最後の数日間、自宅の介護ベッドに寝ていた父は体調について訊かれると「すこぶる良好!」など答えました。お医者には今日明日にも危ないと言われましたが、とても信じられませんでした。

気持ちよさそうに寝ているま時間はますます長くなっていきましたが、うちの娘や息子が来ると「おおっ、よく来た、よく来たー!」と感激して孫たちの手を握りました。
ただ、短時間ですが、悪夢にうなされることがありました。眠っているのか起きているのか判然としない薄目を開けた状態で、何かに大げさに反応するです。
大酒飲みで肝硬変の末期だった父には、肝性脳症で幻覚が見えているのだろうと言われました。

そのときの父の反応があまりに繊細で鮮やかなので、ベッドの横に座って父の手を握る私には、父の見ている幻覚を一緒に見ている気がして冷や汗が出ました。

昭和レトロな街中を父は何かから必死で逃げてはいました。が、フェイントをかけたり、出し抜いたり、裏をかいて逃げ出したり、少し楽しんでいるところもあるみたいでした。
これは少年王者館の芝居の中に入っちゃってる状態ではないかと私は勝手に思っていました。

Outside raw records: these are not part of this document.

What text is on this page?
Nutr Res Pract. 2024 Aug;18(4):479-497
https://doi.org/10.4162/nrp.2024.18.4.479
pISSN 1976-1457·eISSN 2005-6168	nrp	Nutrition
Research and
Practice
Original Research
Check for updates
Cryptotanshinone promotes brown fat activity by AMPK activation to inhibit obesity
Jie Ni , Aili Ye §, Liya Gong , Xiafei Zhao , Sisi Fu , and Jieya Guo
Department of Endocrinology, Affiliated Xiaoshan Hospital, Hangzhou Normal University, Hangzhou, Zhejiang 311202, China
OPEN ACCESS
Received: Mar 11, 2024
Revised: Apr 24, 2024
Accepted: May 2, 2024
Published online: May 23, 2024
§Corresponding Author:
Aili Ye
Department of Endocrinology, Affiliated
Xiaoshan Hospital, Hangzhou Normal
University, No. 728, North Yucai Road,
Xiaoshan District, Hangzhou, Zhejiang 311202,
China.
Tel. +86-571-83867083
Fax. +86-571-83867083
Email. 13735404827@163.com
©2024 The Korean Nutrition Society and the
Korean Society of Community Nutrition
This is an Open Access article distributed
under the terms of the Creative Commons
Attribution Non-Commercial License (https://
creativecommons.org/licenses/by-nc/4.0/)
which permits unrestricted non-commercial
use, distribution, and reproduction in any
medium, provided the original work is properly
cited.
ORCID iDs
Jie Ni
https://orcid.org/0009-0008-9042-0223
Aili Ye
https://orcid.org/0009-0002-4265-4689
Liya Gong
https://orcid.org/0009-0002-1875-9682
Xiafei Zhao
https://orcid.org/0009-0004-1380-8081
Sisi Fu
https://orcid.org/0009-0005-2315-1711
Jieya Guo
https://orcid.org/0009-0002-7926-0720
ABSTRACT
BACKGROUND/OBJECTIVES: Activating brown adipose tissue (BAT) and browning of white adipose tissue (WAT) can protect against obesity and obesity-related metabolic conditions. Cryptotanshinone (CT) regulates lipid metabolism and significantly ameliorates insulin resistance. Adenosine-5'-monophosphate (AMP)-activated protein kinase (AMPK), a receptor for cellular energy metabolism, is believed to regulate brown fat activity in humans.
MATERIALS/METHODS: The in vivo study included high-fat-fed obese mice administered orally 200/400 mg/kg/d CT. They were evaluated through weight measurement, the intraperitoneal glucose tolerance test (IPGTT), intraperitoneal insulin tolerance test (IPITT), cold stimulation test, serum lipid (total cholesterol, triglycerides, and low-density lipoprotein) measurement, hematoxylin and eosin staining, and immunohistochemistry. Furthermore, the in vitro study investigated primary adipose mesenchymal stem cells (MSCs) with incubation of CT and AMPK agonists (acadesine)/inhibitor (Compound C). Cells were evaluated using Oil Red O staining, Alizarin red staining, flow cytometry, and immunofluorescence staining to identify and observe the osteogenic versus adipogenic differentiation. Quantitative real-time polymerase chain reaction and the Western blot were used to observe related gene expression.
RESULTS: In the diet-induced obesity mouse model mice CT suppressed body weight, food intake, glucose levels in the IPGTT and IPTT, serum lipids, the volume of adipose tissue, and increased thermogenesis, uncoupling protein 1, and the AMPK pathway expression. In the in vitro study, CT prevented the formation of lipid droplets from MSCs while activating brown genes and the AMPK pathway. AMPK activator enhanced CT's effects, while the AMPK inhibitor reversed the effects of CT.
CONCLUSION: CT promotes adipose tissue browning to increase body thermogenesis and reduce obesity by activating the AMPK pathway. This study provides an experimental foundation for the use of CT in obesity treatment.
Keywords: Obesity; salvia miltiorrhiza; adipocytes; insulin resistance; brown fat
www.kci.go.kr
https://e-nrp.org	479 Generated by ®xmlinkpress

少年王者館『ソレイユ』(作・演出天野天街)東京公演は行くつもりでチケットをとっていました。今回の演出はすべてが天野さんではないのでしょうね。でも、やっぱりどこかで天野さんが演出しているのでしょう。楽しみです。

(2018年4月『高丘親王航海記』)

それにしても、父に一度あの芝居を観せたかったなぁと思います。絶対に好きだったと思うのです。